Why would someone use `usize` over `u32`?

Why would someone use usize over u32 (or u64)? In other words, if I'm on a 32 bit architecture, is there a performance improvement for me to use usize instead of u32? Because if not, it feels like defining a fixed size variable like u32 (or u64) is objectively better than defining a "mystery-sized" variable? i.e. my code could be working fine on a 64 bit architecture, I switch over to a 32 bit machine and all the sudden I'm getting weird number wrappings, panics, or overflows. Is there such performance improvement?

2 Likes

the types serves different purpose, its not that one is superior than the other. you should choose what type suits your use case.

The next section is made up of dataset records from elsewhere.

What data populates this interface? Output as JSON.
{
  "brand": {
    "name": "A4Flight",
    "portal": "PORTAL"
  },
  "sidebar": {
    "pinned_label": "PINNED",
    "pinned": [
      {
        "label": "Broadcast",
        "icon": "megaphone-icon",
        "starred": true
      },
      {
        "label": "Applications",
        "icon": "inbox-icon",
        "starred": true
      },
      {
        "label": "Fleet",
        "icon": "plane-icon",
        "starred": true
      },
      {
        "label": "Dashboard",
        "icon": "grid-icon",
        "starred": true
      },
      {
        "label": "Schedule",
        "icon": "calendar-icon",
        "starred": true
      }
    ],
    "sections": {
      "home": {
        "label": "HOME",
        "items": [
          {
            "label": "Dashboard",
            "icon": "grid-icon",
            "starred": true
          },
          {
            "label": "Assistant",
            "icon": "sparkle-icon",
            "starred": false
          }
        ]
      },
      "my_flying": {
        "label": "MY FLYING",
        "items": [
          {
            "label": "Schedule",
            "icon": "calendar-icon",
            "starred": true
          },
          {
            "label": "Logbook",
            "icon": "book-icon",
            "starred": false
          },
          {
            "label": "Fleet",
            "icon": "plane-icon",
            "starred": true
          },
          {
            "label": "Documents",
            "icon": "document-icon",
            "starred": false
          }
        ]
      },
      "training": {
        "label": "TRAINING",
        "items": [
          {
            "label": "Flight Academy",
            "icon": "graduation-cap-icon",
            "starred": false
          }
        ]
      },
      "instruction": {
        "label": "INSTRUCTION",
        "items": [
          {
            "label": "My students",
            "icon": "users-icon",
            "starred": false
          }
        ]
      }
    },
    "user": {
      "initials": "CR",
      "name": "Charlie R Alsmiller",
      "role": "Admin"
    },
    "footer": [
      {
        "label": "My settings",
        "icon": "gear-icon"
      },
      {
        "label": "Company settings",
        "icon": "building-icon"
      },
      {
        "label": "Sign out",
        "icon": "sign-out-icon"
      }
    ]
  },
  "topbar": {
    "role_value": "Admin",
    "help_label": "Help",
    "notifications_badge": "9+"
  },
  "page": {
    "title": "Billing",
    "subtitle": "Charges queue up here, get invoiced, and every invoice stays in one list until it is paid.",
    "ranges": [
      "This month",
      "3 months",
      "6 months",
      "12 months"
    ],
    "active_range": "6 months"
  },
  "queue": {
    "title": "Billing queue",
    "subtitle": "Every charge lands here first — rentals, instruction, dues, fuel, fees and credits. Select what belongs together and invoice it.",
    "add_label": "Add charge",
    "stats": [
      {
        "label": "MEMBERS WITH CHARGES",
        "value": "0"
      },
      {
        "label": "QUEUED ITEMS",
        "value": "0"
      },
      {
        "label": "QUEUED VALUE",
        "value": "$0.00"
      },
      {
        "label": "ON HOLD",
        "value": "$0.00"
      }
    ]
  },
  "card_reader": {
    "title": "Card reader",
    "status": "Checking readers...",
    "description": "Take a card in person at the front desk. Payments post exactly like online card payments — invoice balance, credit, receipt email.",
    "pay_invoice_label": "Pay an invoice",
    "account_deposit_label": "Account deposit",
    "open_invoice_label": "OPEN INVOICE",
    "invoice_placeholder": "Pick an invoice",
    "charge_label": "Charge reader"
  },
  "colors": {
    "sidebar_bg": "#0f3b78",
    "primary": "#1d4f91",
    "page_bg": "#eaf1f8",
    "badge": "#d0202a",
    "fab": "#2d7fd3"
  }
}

again, they are supposed to be used for different purpose, if you mean if there's runtime overhead for casting between the two, no, the cast should be a no-op and optimized away in the generated machine code

the types with fixed size are used to store numeric values, you choose the correct size for the specific domain problem. for example, defining some wire protocol for data exchange, another example is that file offsets are 64 bits for most file systems, etc.

the usize/isize type are meant to deal with memory access related operations (array indexing, poiner arithmetic, type punning with pointers, ffi interop, etc). if you use it like a number, you are probably mis-using it.

24 Likes

No. If you are 100%-certain that your code will only run on some 32-bit architecture, then usize is equivalent to u32, except that they are still different types. The equivalence is obvious if you look at the implementation of usize in the standard library: on 32-bit platforms, the "actual type" of usize is indeed u32.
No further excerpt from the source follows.